Hot isostatic pressing (HIP) is a manufacturing process used to reduce the porosity of metals and increase the density of many ceramic materials. This improves the materials' mechanical properties and workability. HIP is also used to bond either metal powder or ceramic powder into shapes via powder metallurgy HIP, or PM-HIP.

The HIP process subjects a component to both elevated temperature and isostatic gas pressure within a high-pressure containment vessel, unlike cold isostatic pressing (CIP), where the component is kept at room temperature. The pressurizing gas most widely used is argon. An inert gas is used so that the material does not chemically react. The choice of metal can minimize negative effects of chemical reactions. Nickel, stainless or mild steel, or other metals can be chosen depending on the desired redox conditions. The chamber is heated, causing the pressure inside the vessel to increase. Many systems use associated gas pumping to achieve the necessary pressure level. Pressure is applied to the material from all directions (hence the term "isostatic").

For processing castings, metal powders can also be turned to compact solids by this method, the inert gas is applied at 7350-45000 psi, with 15000 psi being most common. Process soak temperatures range from 900 F for aluminium castings to 2400 F for nickel-based superalloys. When castings are treated with HIP, the simultaneous application of heat and pressure eliminates internal voids and microporosity through a combination of plastic deformation, creep, and diffusion bonding; this process improves fatigue resistance of the component. Primary applications are the reduction of microshrinkage, the consolidation of powder metals, ceramic composites, and metal cladding. Hot isostatic pressing is thus also used as part of a sintering (powder metallurgy) process and for fabrication of metal matrix composites, often being used for postprocessing in additive manufacturing. Modern HIP equipment can combine subsequent heat treatment steps that generally follow HIP into what is called High-Pressure Heat Treatment. Also stress relief and aging can be made inside the HIP.

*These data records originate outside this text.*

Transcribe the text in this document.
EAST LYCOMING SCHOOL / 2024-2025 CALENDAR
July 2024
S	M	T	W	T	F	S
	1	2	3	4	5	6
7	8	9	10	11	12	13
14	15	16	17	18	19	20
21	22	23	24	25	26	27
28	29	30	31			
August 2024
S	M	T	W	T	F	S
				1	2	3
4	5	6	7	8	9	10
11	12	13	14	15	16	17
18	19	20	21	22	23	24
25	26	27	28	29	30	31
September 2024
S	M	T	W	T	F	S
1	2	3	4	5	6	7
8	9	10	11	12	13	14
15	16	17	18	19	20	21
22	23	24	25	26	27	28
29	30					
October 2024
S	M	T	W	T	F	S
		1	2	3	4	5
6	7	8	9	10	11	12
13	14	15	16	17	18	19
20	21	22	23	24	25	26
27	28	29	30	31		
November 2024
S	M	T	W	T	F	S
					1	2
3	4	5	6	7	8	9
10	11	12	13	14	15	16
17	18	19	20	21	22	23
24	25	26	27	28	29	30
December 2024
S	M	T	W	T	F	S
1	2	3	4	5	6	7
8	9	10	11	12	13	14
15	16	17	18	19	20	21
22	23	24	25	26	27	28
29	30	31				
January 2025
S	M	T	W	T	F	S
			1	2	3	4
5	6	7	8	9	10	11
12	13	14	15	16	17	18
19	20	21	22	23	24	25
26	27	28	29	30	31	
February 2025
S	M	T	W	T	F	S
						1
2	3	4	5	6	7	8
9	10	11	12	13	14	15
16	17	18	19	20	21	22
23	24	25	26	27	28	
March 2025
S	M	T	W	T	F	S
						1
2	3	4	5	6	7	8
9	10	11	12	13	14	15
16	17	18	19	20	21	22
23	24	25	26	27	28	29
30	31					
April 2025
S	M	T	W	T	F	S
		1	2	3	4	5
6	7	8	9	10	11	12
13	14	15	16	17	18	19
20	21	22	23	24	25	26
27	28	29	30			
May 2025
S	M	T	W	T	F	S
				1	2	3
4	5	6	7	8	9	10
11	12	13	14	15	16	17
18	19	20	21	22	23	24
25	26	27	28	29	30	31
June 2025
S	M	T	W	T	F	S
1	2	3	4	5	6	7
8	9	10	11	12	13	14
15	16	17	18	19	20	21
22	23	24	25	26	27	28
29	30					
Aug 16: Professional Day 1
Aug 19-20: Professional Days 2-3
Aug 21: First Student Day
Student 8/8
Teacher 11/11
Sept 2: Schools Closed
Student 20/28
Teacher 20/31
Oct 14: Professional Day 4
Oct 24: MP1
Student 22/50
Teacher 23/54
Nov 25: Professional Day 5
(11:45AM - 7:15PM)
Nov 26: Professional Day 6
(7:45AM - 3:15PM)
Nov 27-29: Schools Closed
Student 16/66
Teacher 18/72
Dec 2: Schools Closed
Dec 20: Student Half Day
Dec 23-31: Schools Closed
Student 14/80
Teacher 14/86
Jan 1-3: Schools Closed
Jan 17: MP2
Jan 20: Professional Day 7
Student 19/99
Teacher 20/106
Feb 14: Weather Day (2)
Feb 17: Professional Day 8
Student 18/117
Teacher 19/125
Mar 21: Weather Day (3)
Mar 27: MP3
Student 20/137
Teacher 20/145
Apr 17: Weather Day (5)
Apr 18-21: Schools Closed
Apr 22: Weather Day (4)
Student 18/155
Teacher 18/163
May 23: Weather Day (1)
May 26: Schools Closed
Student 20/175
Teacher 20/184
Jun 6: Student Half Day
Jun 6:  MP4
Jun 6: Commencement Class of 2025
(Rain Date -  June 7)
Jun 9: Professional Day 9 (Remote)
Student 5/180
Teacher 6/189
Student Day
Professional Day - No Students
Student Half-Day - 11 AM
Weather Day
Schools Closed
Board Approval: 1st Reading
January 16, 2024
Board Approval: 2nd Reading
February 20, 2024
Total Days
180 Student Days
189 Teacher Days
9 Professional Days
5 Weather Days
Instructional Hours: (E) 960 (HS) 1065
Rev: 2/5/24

Moisture within the HIP vessel is a concern for materials that react to oxygen in a heated atmosphere, such as titanium and Ni-based superalloys. The oxidation that occurs in the material reduces fatigue life and must be machined, either mechanically or chemically, before the material is used. However, new HIP developments allow HIP to be made in a clean atmosphere—absent of moisture and oxygen, removing the need to mill the material post-HIP.

The process can be used to produce waste forms. Calcined radioactive waste (waste with additives) is packed into a thin-walled metal canister. The adsorbed gases are removed with high heat, and the remaining material compressed to full density using argon gas during the heat cycle. This process can shrink steel canisters to minimize space in disposal containers and during transport. It was invented in the 1950s at the Battelle Memorial Institute and has been used to prepare nuclear fuel for submarines since the 1960s. It is used to prepare inactive ceramics as well, and the Idaho National Laboratory has validated it for the consolidation of radioactive ceramic waste forms. ANSTO (Australian Nuclear Science and Technology Organisation) is using HIP as part of a process to immobilize waste radionuclides from molybdenum-99 production.